I put “CASE” and subqueries last because they can almost follow any statement. You can put them after “SELECT”, “FROM”, “WHERE”, even in another “CASE” if it’s necessary.

SUBQUERIES

If the result of our first narrowing down isn’t sufficient, try subqueries. Subqueries is basically a whole complete query inside parenthesis. That means all queries can exist in the form of subqueries, just add parenthesis.

img src: https://www.essentialsql.com/introduction-to-subqueries/

You can insert your subqueries in the “SELECT” statement as well as “FROM”. Don’t over complicate this subject because it can get very nasty fast. Subqueries obeys exactly the same rules as any queries, just inside the parenthesis. When you are inside a subquery, repeat the execution order from step one.

CASE

Think of “CASE” statement as a function that returns a whole column. This is very important, agile usage of “CASE” requires you to understand this concept. “CASE” evaluate conditions that follows “WHEN” and outputs values that follows “THEN”. So “WHEN column_X > 5 THEN ‘yes’ ELSE ‘no’ END AS more_than5” creates a new binary column with the alias “more_than5”. “CASE” decide what values goes into “more_than5” base on the condition “column_X > 5”. If it’s true, it outputs “yes”, otherwise “no”. The end result is a brand new column name “more_than5”

The implication of “CASE” is immense.
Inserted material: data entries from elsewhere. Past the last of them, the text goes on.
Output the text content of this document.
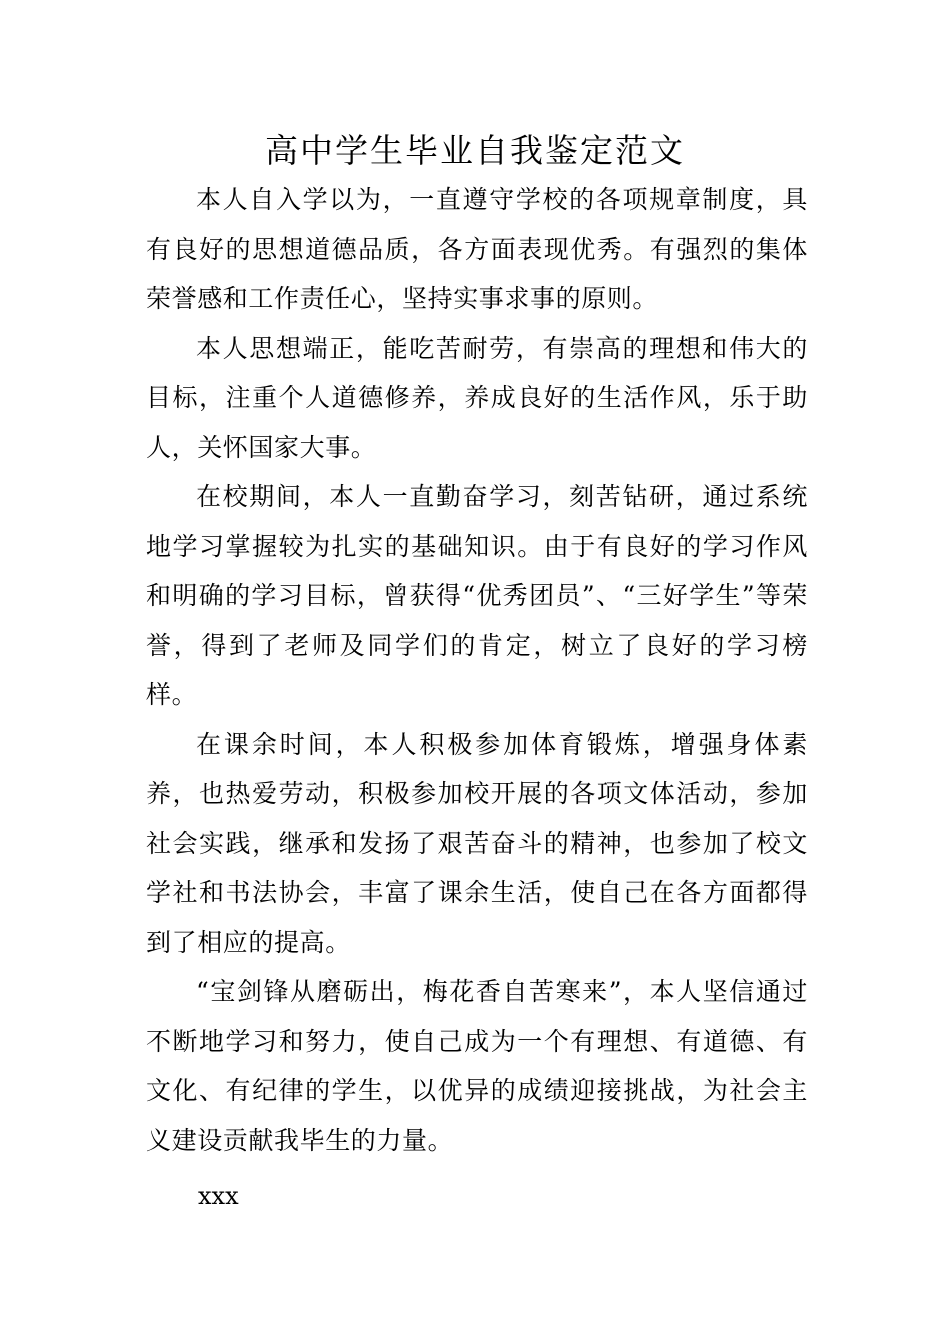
高中学生毕业自我鉴定范文

本人自入学以为，一直遵守学校的各项规章制度，具有良好的思想道德品质，各方面表现优秀。有强烈的集体荣誉感和工作责任心，坚持实事求事的原则。

本人思想端正，能吃苦耐劳，有崇高的理想和伟大的目标，注重个人道德修养，养成良好的生活作风，乐于助人，关怀国家大事。

在校期间，本人一直勤奋学习，刻苦钻研，通过系统地学习掌握较为扎实的基础知识。由于有良好的学习作风和明确的学习目标，曾获得“优秀团员”、“三好学生”等荣誉，得到了老师及同学们的肯定，树立了良好的学习榜样。

在课余时间，本人积极参加体育锻炼，增强身体素养，也热爱劳动，积极参加校开展的各项文体活动，参加社会实践，继承和发扬了艰苦奋斗的精神，也参加了校文学社和书法协会，丰富了课余生活，使自己在各方面都得到了相应的提高。

“宝剑锋从磨砺出，梅花香自苦寒来”，本人坚信通过不断地学习和努力，使自己成为一个有理想、有道德、有文化、有纪律的学生，以优异的成绩迎接挑战，为社会主义建设贡献我毕生的力量。

xxx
With an additional column base of the conditions and values we set, we can group, add, or count. The possibilities are limitless.

CONCLUSION

These are the most important commands of SQL. Of course I do not have the time to covered all of it. And every year you will hear some new bells and whistles that return neat results, but they are nevertheless more fitting for expert SQL users who already understood the basics.

SQL is not hard if you respect its rules: execution order. Ignore it, you will run right into errors or returning crazy things at best.

When liberty destroys order, the hunger for order will destroy liberty.

-Will Durant

--

--